Here’s a tip for nowt: if you’re thinking of travelling to Italy, don’t keep a dildo in your washbag.
Here’s a tip for nowt: if you’re thinking of travelling to Italy, don’t keep a dildo in your washbag. Put it somewhere that intimates to the authorities a certain discretion and reserve. You don’t want to inflame the Italian public: show them a naked dildo and they may very rapidly reach the conclusion that you are Satan, or more likely one of his infernal handmaidens, and probably guilty of everything.
The only people who come out of the Foxy Knoxy affair with any credit are the family of the murdered British girl, Meredith Kercher, who expressed quiet bafflement at the acquittal of Amanda Knox and Raffaele Sollecito, but added that they respected the decision of the Italian court. They have been, throughout the last four years, the only party not to have behaved like shrieking, partisan mentals; and perhaps the only party who had a right to actually do so.

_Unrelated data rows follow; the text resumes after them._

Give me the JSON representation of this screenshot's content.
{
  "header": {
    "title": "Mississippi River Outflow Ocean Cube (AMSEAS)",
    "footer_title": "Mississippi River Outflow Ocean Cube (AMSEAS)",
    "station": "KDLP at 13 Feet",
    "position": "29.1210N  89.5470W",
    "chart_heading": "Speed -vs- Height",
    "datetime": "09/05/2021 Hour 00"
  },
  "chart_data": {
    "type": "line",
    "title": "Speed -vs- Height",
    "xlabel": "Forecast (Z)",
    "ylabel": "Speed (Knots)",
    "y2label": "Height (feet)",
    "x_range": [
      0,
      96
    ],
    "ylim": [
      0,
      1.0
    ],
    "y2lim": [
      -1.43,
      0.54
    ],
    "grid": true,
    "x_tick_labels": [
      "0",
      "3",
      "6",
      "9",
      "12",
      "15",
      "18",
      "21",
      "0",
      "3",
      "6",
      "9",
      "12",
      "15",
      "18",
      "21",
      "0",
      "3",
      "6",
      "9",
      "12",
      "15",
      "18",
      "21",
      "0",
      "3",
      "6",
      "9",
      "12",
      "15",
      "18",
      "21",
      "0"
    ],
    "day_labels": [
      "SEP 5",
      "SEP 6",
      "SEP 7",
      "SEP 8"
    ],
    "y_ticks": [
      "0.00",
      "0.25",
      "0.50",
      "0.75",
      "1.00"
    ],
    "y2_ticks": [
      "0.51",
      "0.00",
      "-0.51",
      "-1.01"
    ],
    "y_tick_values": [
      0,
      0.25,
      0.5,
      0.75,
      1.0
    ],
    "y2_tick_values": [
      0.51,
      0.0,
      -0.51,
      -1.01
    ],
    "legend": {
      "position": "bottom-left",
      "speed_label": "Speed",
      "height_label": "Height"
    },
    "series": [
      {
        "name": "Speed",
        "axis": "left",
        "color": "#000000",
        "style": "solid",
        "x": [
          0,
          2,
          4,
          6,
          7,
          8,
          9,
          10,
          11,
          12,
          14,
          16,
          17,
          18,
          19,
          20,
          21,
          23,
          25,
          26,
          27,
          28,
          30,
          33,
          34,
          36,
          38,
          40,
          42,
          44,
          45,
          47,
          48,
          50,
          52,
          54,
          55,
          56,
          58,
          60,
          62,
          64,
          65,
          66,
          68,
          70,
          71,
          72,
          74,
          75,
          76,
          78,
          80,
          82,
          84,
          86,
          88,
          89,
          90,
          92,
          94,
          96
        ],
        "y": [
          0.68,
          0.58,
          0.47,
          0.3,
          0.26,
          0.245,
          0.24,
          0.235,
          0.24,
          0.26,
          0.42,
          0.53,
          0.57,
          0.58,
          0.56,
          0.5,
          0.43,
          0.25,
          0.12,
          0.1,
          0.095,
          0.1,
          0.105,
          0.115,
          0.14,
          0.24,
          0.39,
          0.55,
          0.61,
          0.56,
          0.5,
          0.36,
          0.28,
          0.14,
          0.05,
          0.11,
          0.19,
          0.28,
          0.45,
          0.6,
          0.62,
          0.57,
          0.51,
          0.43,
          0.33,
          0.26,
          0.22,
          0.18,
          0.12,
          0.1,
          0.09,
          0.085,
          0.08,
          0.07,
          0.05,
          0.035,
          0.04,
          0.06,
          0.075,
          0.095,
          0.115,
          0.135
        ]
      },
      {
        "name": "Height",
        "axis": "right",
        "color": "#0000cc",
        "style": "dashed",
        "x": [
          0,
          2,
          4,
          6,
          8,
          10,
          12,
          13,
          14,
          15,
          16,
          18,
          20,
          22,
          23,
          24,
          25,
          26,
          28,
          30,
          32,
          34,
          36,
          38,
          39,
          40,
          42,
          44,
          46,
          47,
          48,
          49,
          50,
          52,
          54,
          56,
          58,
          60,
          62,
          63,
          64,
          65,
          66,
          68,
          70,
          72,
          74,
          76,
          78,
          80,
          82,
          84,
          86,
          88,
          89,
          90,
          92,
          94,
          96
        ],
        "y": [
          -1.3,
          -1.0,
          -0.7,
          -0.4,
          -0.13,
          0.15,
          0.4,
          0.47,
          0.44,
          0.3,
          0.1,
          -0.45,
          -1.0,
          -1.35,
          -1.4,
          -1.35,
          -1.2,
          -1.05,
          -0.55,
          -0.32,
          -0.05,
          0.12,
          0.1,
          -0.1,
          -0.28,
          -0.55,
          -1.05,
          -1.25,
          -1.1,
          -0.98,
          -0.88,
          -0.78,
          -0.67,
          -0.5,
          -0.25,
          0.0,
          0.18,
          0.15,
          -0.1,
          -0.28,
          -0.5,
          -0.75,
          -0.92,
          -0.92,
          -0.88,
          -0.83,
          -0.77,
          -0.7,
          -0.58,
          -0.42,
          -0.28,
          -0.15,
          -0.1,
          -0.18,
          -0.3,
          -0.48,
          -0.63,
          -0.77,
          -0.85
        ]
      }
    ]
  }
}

One assumes they had their fingers crossed when they made that comment about respecting the Italian court, mind. If they do, they’re about the only ones. The case against Knox and Sollecito was undermined firstly by police and forensic incompetence and secondly by a chief prosecutor who closely resembles one of those deranged maniacs from a Monty Python sketch. Giuliano Mignini is a man obsessed by Satan, witchcraft and all kinds of devilment, as well as the Freemasons. Show him a parking violation and he’ll probably claim Beelzebub is behind it. He has, in the past, dragged the Infernal Lord and Master into a number of cases where his presence was not really required. He has accused journalists of Satanism, as well as showing a predilection for locking them up on unspecified charges when they criticise his procedures.